Selma Bouvier: Single? Well, he passes the Selma test.

"The Simpsons: The Springfield Files (#8.10)" (1997)
Kent Brockman: The alien has appeared in the Springfield Forest for the last two Friday nights. Will it appear again this Friday? The entire Channel 6 News Team will be there, except for Bill, the boom mike operator, who's getting fired tomorrow.
[boom mike hits Kent]
Kent Brockman: Very unprofessional, Bill.

"The Simpsons: My Mother the Carjacker (#15.2)" (2003)
Kent Brockman: Captured 60s radical Mona J. Simpson goes on trial today on decades-old charges of sabotaging the Montgomery Burns germ warfare lab. For those of you too young to remember the 60's, here's our stock montage.
[as promised, scenes of peace rally/Vietnam protest, Nixon, the moon landing, Woodstock etc]
Kent Brockman: What a shrill, pointless decade.

"The Simpsons: Marge vs. the Monorail (#4.12)" (1993)
Kent Brockman: [to the TV camera] Here's country singing sensation Lurleen Lumpkin, fresh from her latest day at the Betty Ford Clinic.
Kent Brockman: [to Lurleen] What you been up to Lurleen?
Lurleen Lumpkin: I spent last night in the ditch.
Kent Brockman: [to the TV camera] How about that, folks?

"The Simpsons: Homer Defined (#3.5)" (1991)
Kent Brockman: Eeny meeny miney mo. Is Homer Simpson a hero? The answer is... no!

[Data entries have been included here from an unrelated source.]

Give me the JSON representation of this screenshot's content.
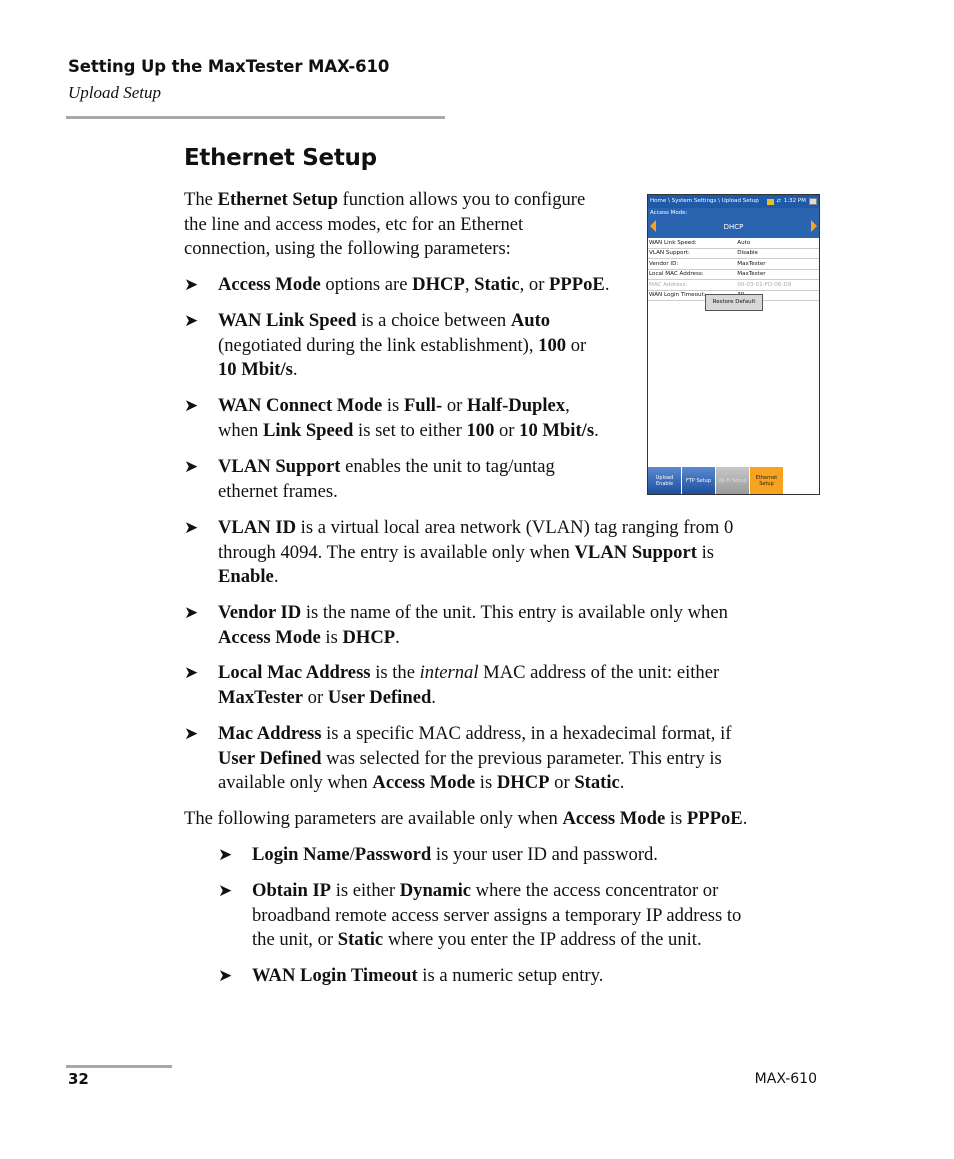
{
  "header": {
    "chapter": "Setting Up the MaxTester MAX-610",
    "section": "Upload Setup"
  },
  "title": "Ethernet Setup",
  "intro": {
    "pre": "The ",
    "bold": "Ethernet Setup",
    "line1_post": " function allows you to configure",
    "line2": "the line and access modes, etc for an Ethernet",
    "line3": "connection, using the following parameters:"
  },
  "bullets": [
    {
      "l1": [
        [
          "b",
          "Access Mode"
        ],
        [
          "t",
          " options are "
        ],
        [
          "b",
          "DHCP"
        ],
        [
          "t",
          ", "
        ],
        [
          "b",
          "Static"
        ],
        [
          "t",
          ", or "
        ],
        [
          "b",
          "PPPoE"
        ],
        [
          "t",
          "."
        ]
      ]
    },
    {
      "l1": [
        [
          "b",
          "WAN Link Speed"
        ],
        [
          "t",
          " is a choice between "
        ],
        [
          "b",
          "Auto"
        ]
      ],
      "l2": [
        [
          "t",
          "(negotiated during the link establishment), "
        ],
        [
          "b",
          "100"
        ],
        [
          "t",
          " or"
        ]
      ],
      "l3": [
        [
          "b",
          "10 Mbit/s"
        ],
        [
          "t",
          "."
        ]
      ]
    },
    {
      "l1": [
        [
          "b",
          "WAN Connect Mode"
        ],
        [
          "t",
          " is "
        ],
        [
          "b",
          "Full-"
        ],
        [
          "t",
          " or "
        ],
        [
          "b",
          "Half-Duplex"
        ],
        [
          "t",
          ","
        ]
      ],
      "l2": [
        [
          "t",
          "when "
        ],
        [
          "b",
          "Link Speed"
        ],
        [
          "t",
          " is set to either "
        ],
        [
          "b",
          "100"
        ],
        [
          "t",
          " or "
        ],
        [
          "b",
          "10 Mbit/s"
        ],
        [
          "t",
          "."
        ]
      ]
    },
    {
      "l1": [
        [
          "b",
          "VLAN Support"
        ],
        [
          "t",
          " enables the unit to tag/untag"
        ]
      ],
      "l2": [
        [
          "t",
          "ethernet frames."
        ]
      ]
    },
    {
      "l1": [
        [
          "b",
          "VLAN ID"
        ],
        [
          "t",
          " is a virtual local area network (VLAN) tag ranging from 0"
        ]
      ],
      "l2": [
        [
          "t",
          "through 4094. The entry is available only when "
        ],
        [
          "b",
          "VLAN Support"
        ],
        [
          "t",
          " is"
        ]
      ],
      "l3": [
        [
          "b",
          "Enable"
        ],
        [
          "t",
          "."
        ]
      ]
    },
    {
      "l1": [
        [
          "b",
          "Vendor ID"
        ],
        [
          "t",
          " is the name of the unit. This entry is available only when"
        ]
      ],
      "l2": [
        [
          "b",
          "Access Mode"
        ],
        [
          "t",
          " is "
        ],
        [
          "b",
          "DHCP"
        ],
        [
          "t",
          "."
        ]
      ]
    },
    {
      "l1": [
        [
          "b",
          "Local Mac Address"
        ],
        [
          "t",
          " is the "
        ],
        [
          "i",
          "internal"
        ],
        [
          "t",
          " MAC address of the unit: either"
        ]
      ],
      "l2": [
        [
          "b",
          "MaxTester"
        ],
        [
          "t",
          " or "
        ],
        [
          "b",
          "User Defined"
        ],
        [
          "t",
          "."
        ]
      ]
    },
    {
      "l1": [
        [
          "b",
          "Mac Address"
        ],
        [
          "t",
          " is a specific MAC address, in a hexadecimal format, if"
        ]
      ],
      "l2": [
        [
          "b",
          "User Defined"
        ],
        [
          "t",
          " was selected for the previous parameter. This entry is"
        ]
      ],
      "l3": [
        [
          "t",
          "available only when "
        ],
        [
          "b",
          "Access Mode"
        ],
        [
          "t",
          " is "
        ],
        [
          "b",
          "DHCP"
        ],
        [
          "t",
          " or "
        ],
        [
          "b",
          "Static"
        ],
        [
          "t",
          "."
        ]
      ]
    }
  ],
  "pppoe_intro": [
    [
      "t",
      "The following parameters are available only when "
    ],
    [
      "b",
      "Access Mode"
    ],
    [
      "t",
      " is "
    ],
    [
      "b",
      "PPPoE"
    ],
    [
      "t",
      "."
    ]
  ],
  "sub_bullets": [
    {
      "l1": [
        [
          "b",
          "Login Name"
        ],
        [
          "t",
          "/"
        ],
        [
          "b",
          "Password"
        ],
        [
          "t",
          " is your user ID and password."
        ]
      ]
    },
    {
      "l1": [
        [
          "b",
          "Obtain IP"
        ],
        [
          "t",
          " is either "
        ],
        [
          "b",
          "Dynamic"
        ],
        [
          "t",
          " where the access concentrator or"
        ]
      ],
      "l2": [
        [
          "t",
          "broadband remote access server assigns a temporary IP address to"
        ]
      ],
      "l3": [
        [
          "t",
          "the unit, or "
        ],
        [
          "b",
          "Static"
        ],
        [
          "t",
          " where you enter the IP address of the unit."
        ]
      ]
    },
    {
      "l1": [
        [
          "b",
          "WAN Login Timeout"
        ],
        [
          "t",
          " is a numeric setup entry."
        ]
      ]
    }
  ],
  "bullet_glyph": "➤",
  "device": {
    "breadcrumb": "Home \\ System Settings \\ Upload Setup",
    "time": "1:32 PM",
    "access_mode_label": "Access Mode:",
    "access_mode_value": "DHCP",
    "rows": [
      {
        "label": "WAN Link Speed:",
        "value": "Auto"
      },
      {
        "label": "VLAN Support:",
        "value": "Disable"
      },
      {
        "label": "Vendor ID:",
        "value": "MaxTester"
      },
      {
        "label": "Local MAC Address:",
        "value": "MaxTester"
      },
      {
        "label": "MAC Address:",
        "value": "00-03-01-FD-06-D9",
        "disabled": true
      },
      {
        "label": "WAN Login Timeout:",
        "value": "30",
        "unit": "sec"
      }
    ],
    "restore_button": "Restore Default",
    "tabs": [
      {
        "label": "Upload Enable",
        "state": "normal"
      },
      {
        "label": "FTP Setup",
        "state": "normal"
      },
      {
        "label": "Wi-Fi Setup",
        "state": "disabled"
      },
      {
        "label": "Ethernet Setup",
        "state": "active"
      }
    ],
    "colors": {
      "header_blue": "#1e5aa8",
      "accent_orange": "#f7a320"
    }
  },
  "footer": {
    "page_number": "32",
    "doc_id": "MAX-610"
  }
}
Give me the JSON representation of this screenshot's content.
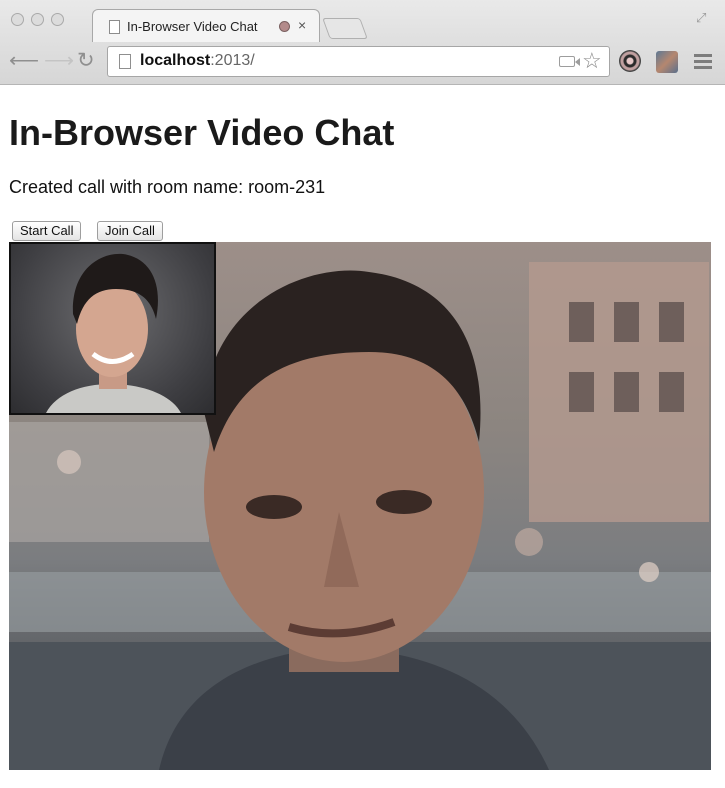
{
  "browser": {
    "tab": {
      "title": "In-Browser Video Chat",
      "close_label": "×"
    },
    "address": {
      "host": "localhost",
      "rest": ":2013/"
    }
  },
  "page": {
    "heading": "In-Browser Video Chat",
    "status": "Created call with room name: room-231",
    "buttons": {
      "start": "Start Call",
      "join": "Join Call"
    }
  },
  "colors": {
    "chrome_bg": "#dcdcdc",
    "recording_indicator": "#b38b8b"
  },
  "icons": [
    "back-arrow-icon",
    "forward-arrow-icon",
    "reload-icon",
    "page-icon",
    "camera-icon",
    "star-icon",
    "extension-icon",
    "menu-icon",
    "document-icon",
    "recording-icon",
    "close-icon",
    "fullscreen-icon"
  ]
}
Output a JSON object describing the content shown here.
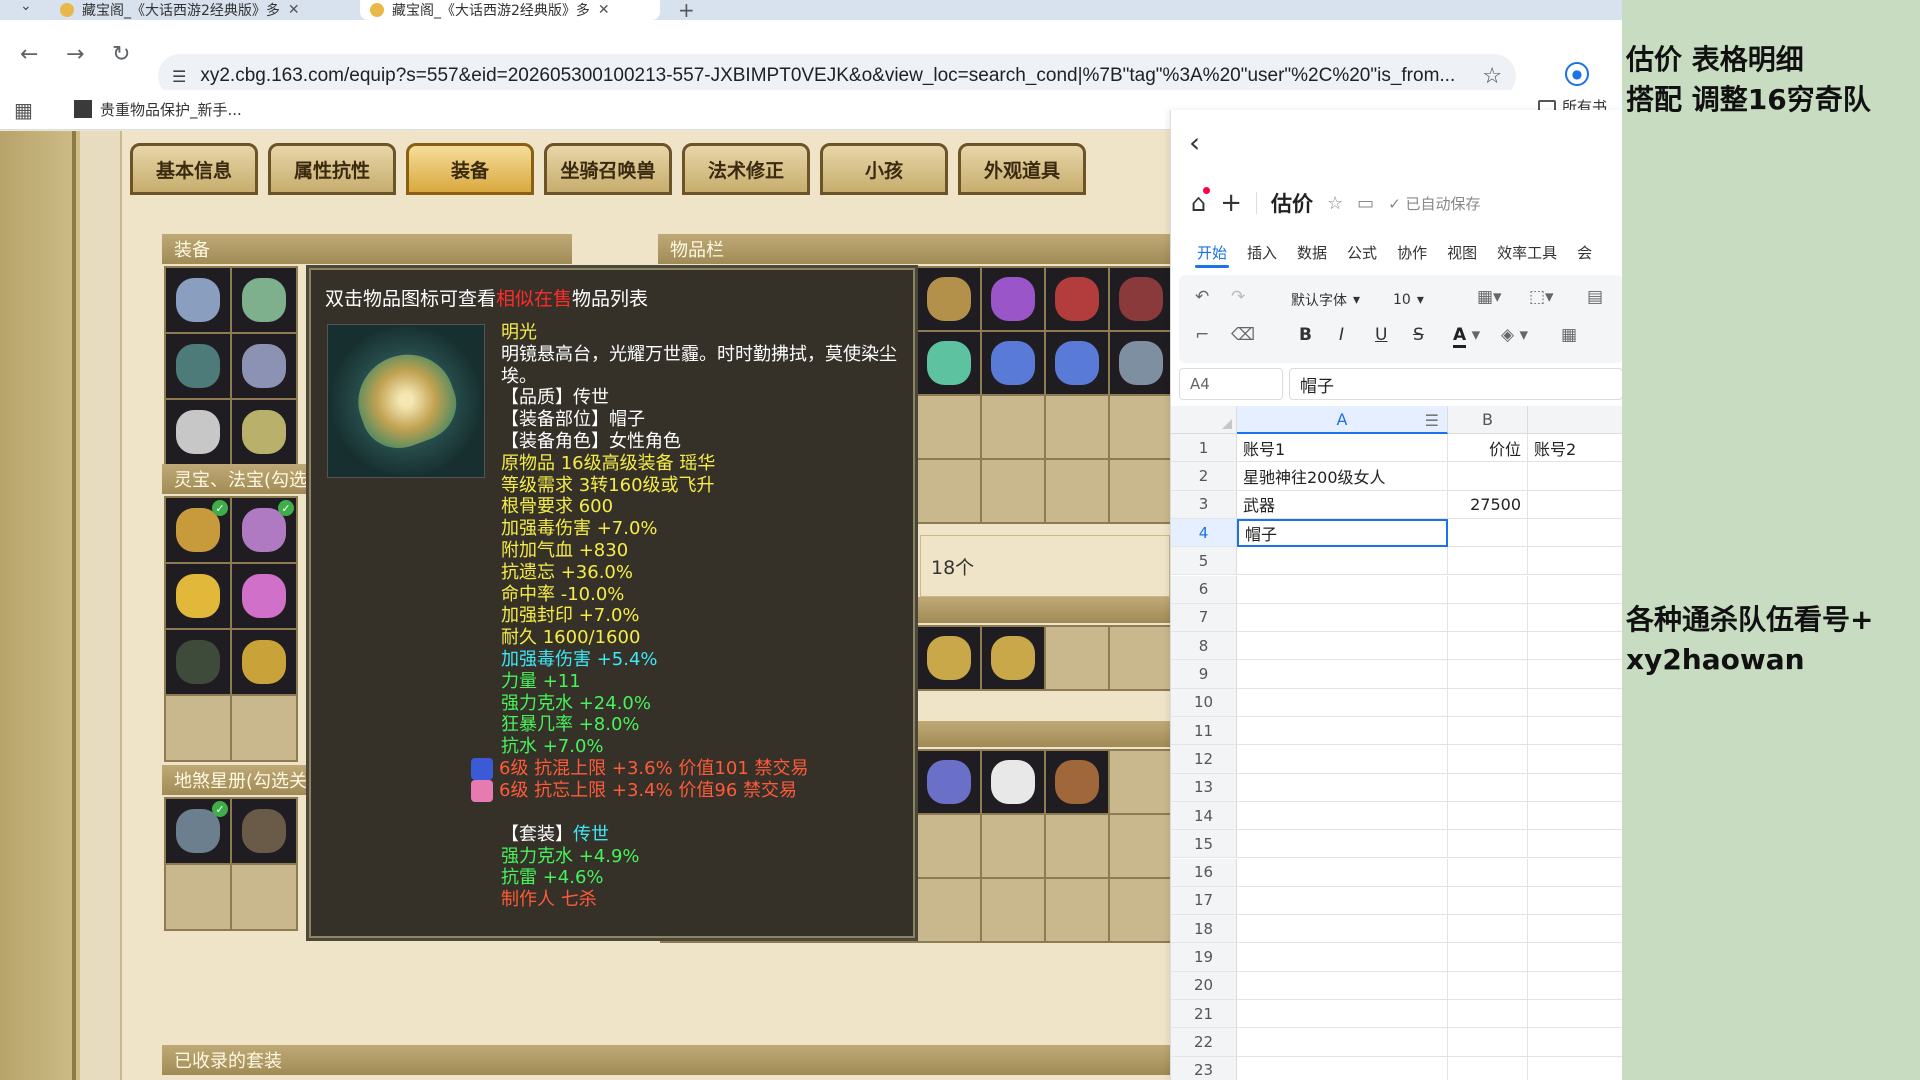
{
  "browser": {
    "tabs": [
      {
        "title": "藏宝阁_《大话西游2经典版》多"
      },
      {
        "title": "藏宝阁_《大话西游2经典版》多"
      }
    ],
    "url": "xy2.cbg.163.com/equip?s=557&eid=202605300100213-557-JXBIMPT0VEJK&o&view_loc=search_cond|%7B\"tag\"%3A%20\"user\"%2C%20\"is_from...",
    "bookmark_1": "贵重物品保护_新手...",
    "bookmark_right": "所有书"
  },
  "game": {
    "tabs": [
      "基本信息",
      "属性抗性",
      "装备",
      "坐骑召唤兽",
      "法术修正",
      "小孩",
      "外观道具"
    ],
    "active_tab": 2,
    "panels": {
      "equipment": "装备",
      "items": "物品栏",
      "lingbao": "灵宝、法宝(勾选",
      "disha": "地煞星册(勾选关",
      "suits": "已收录的套装"
    },
    "item_count": "18个"
  },
  "tooltip": {
    "head_pre": "双击物品图标可查看",
    "head_red": "相似在售",
    "head_post": "物品列表",
    "name": "明光",
    "desc": "明镜悬高台，光耀万世霾。时时勤拂拭，莫使染尘埃。",
    "lines": [
      {
        "text": "【品质】传世",
        "color": "white"
      },
      {
        "text": "【装备部位】帽子",
        "color": "white"
      },
      {
        "text": "【装备角色】女性角色",
        "color": "white"
      },
      {
        "text": "原物品 16级高级装备 瑶华",
        "color": "yellow"
      },
      {
        "text": "等级需求 3转160级或飞升",
        "color": "yellow"
      },
      {
        "text": "根骨要求 600",
        "color": "yellow"
      },
      {
        "text": "加强毒伤害 +7.0%",
        "color": "yellow"
      },
      {
        "text": "附加气血 +830",
        "color": "yellow"
      },
      {
        "text": "抗遗忘 +36.0%",
        "color": "yellow"
      },
      {
        "text": "命中率 -10.0%",
        "color": "yellow"
      },
      {
        "text": "加强封印 +7.0%",
        "color": "yellow"
      },
      {
        "text": "耐久 1600/1600",
        "color": "yellow"
      },
      {
        "text": "加强毒伤害 +5.4%",
        "color": "cyan"
      },
      {
        "text": "力量 +11",
        "color": "green"
      },
      {
        "text": "强力克水 +24.0%",
        "color": "green"
      },
      {
        "text": "狂暴几率 +8.0%",
        "color": "green"
      },
      {
        "text": "抗水 +7.0%",
        "color": "green"
      }
    ],
    "gems": [
      {
        "text": "6级 抗混上限 +3.6% 价值101 禁交易",
        "icon_color": "#3b5bd6"
      },
      {
        "text": "6级 抗忘上限 +3.4% 价值96 禁交易",
        "icon_color": "#e87ab2"
      }
    ],
    "suit_label": "【套装】",
    "suit_name": "传世",
    "suit_lines": [
      "强力克水 +4.9%",
      "抗雷 +4.6%"
    ],
    "maker": "制作人 七杀"
  },
  "sheet": {
    "title": "估价",
    "autosave": "已自动保存",
    "menu": [
      "开始",
      "插入",
      "数据",
      "公式",
      "协作",
      "视图",
      "效率工具",
      "会"
    ],
    "font_name": "默认字体",
    "font_size": "10",
    "cell_ref": "A4",
    "cell_value": "帽子",
    "columns": [
      "A",
      "B"
    ],
    "rows": [
      {
        "n": "1",
        "a": "账号1",
        "b": "价位",
        "c": "账号2"
      },
      {
        "n": "2",
        "a": "星驰神往200级女人",
        "b": "",
        "c": ""
      },
      {
        "n": "3",
        "a": "武器",
        "b": "27500",
        "c": ""
      },
      {
        "n": "4",
        "a": "帽子",
        "b": "",
        "c": ""
      },
      {
        "n": "5",
        "a": "",
        "b": "",
        "c": ""
      },
      {
        "n": "6",
        "a": "",
        "b": "",
        "c": ""
      },
      {
        "n": "7",
        "a": "",
        "b": "",
        "c": ""
      },
      {
        "n": "8",
        "a": "",
        "b": "",
        "c": ""
      },
      {
        "n": "9",
        "a": "",
        "b": "",
        "c": ""
      },
      {
        "n": "10",
        "a": "",
        "b": "",
        "c": ""
      },
      {
        "n": "11",
        "a": "",
        "b": "",
        "c": ""
      },
      {
        "n": "12",
        "a": "",
        "b": "",
        "c": ""
      },
      {
        "n": "13",
        "a": "",
        "b": "",
        "c": ""
      },
      {
        "n": "14",
        "a": "",
        "b": "",
        "c": ""
      },
      {
        "n": "15",
        "a": "",
        "b": "",
        "c": ""
      },
      {
        "n": "16",
        "a": "",
        "b": "",
        "c": ""
      },
      {
        "n": "17",
        "a": "",
        "b": "",
        "c": ""
      },
      {
        "n": "18",
        "a": "",
        "b": "",
        "c": ""
      },
      {
        "n": "19",
        "a": "",
        "b": "",
        "c": ""
      },
      {
        "n": "20",
        "a": "",
        "b": "",
        "c": ""
      },
      {
        "n": "21",
        "a": "",
        "b": "",
        "c": ""
      },
      {
        "n": "22",
        "a": "",
        "b": "",
        "c": ""
      },
      {
        "n": "23",
        "a": "",
        "b": "",
        "c": ""
      }
    ]
  },
  "overlay": {
    "line1": "估价  表格明细",
    "line2": "搭配 调整16穷奇队",
    "line3": "各种通杀队伍看号+",
    "line4": "xy2haowan"
  }
}
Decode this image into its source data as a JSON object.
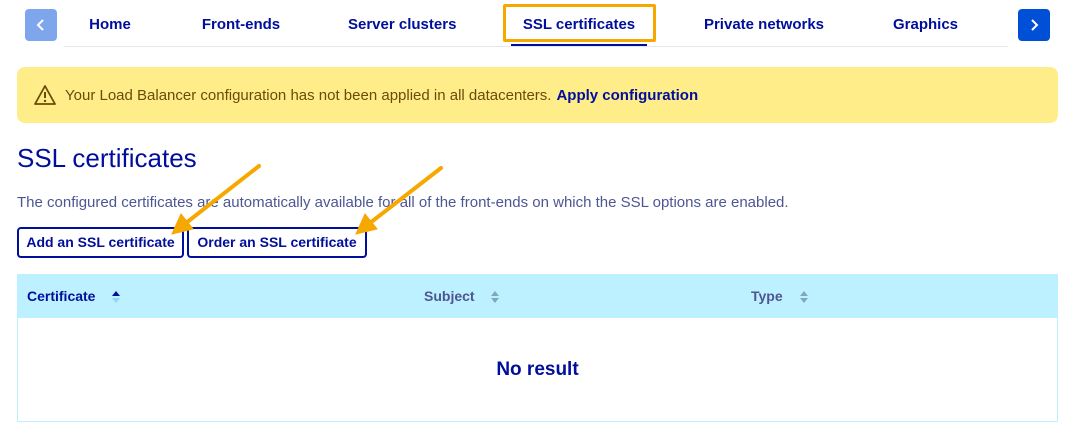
{
  "tabs": {
    "items": [
      {
        "label": "Home"
      },
      {
        "label": "Front-ends"
      },
      {
        "label": "Server clusters"
      },
      {
        "label": "SSL certificates"
      },
      {
        "label": "Private networks"
      },
      {
        "label": "Graphics"
      }
    ],
    "active": "SSL certificates",
    "prev_icon": "chevron-left-icon",
    "next_icon": "chevron-right-icon"
  },
  "banner": {
    "message": "Your Load Balancer configuration has not been applied in all datacenters.",
    "link_label": "Apply configuration",
    "icon": "warning-icon"
  },
  "page": {
    "title": "SSL certificates",
    "description": "The configured certificates are automatically available for all of the front-ends on which the SSL options are enabled."
  },
  "actions": {
    "add_label": "Add an SSL certificate",
    "order_label": "Order an SSL certificate"
  },
  "table": {
    "columns": [
      {
        "label": "Certificate",
        "sort": "active"
      },
      {
        "label": "Subject",
        "sort": "none"
      },
      {
        "label": "Type",
        "sort": "none"
      }
    ],
    "empty_text": "No result"
  },
  "colors": {
    "primary": "#000e9c",
    "accent_button": "#0050d7",
    "warning_bg": "#ffed89",
    "table_header_bg": "#bef1ff",
    "highlight": "#f7a800"
  }
}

"The Simpsons: The Homer They Fall (#8.3)" (1996)
Kent Brockman: This just in; go to hell!

"The Simpsons: The Joy of Sect (#9.13)" (1998)
Kent Brockman: Springfield has been overrun by a strange and almost certainly evil sect, calling themselves The Movementarians. In exchange for your home and all your belongings, the Leader of this way out... and wrong religion, the Leader claims he'll take believeres to the planet, Blisstonia. Excuse my editorial laugh.
Kent Brockman: But...
Kent Brockman: Ladies and gentlemen, I just learned of a new change in management. Welcome, Movementarians. I love you, perfect Leader... and new CEO of KBBL Broadcasting.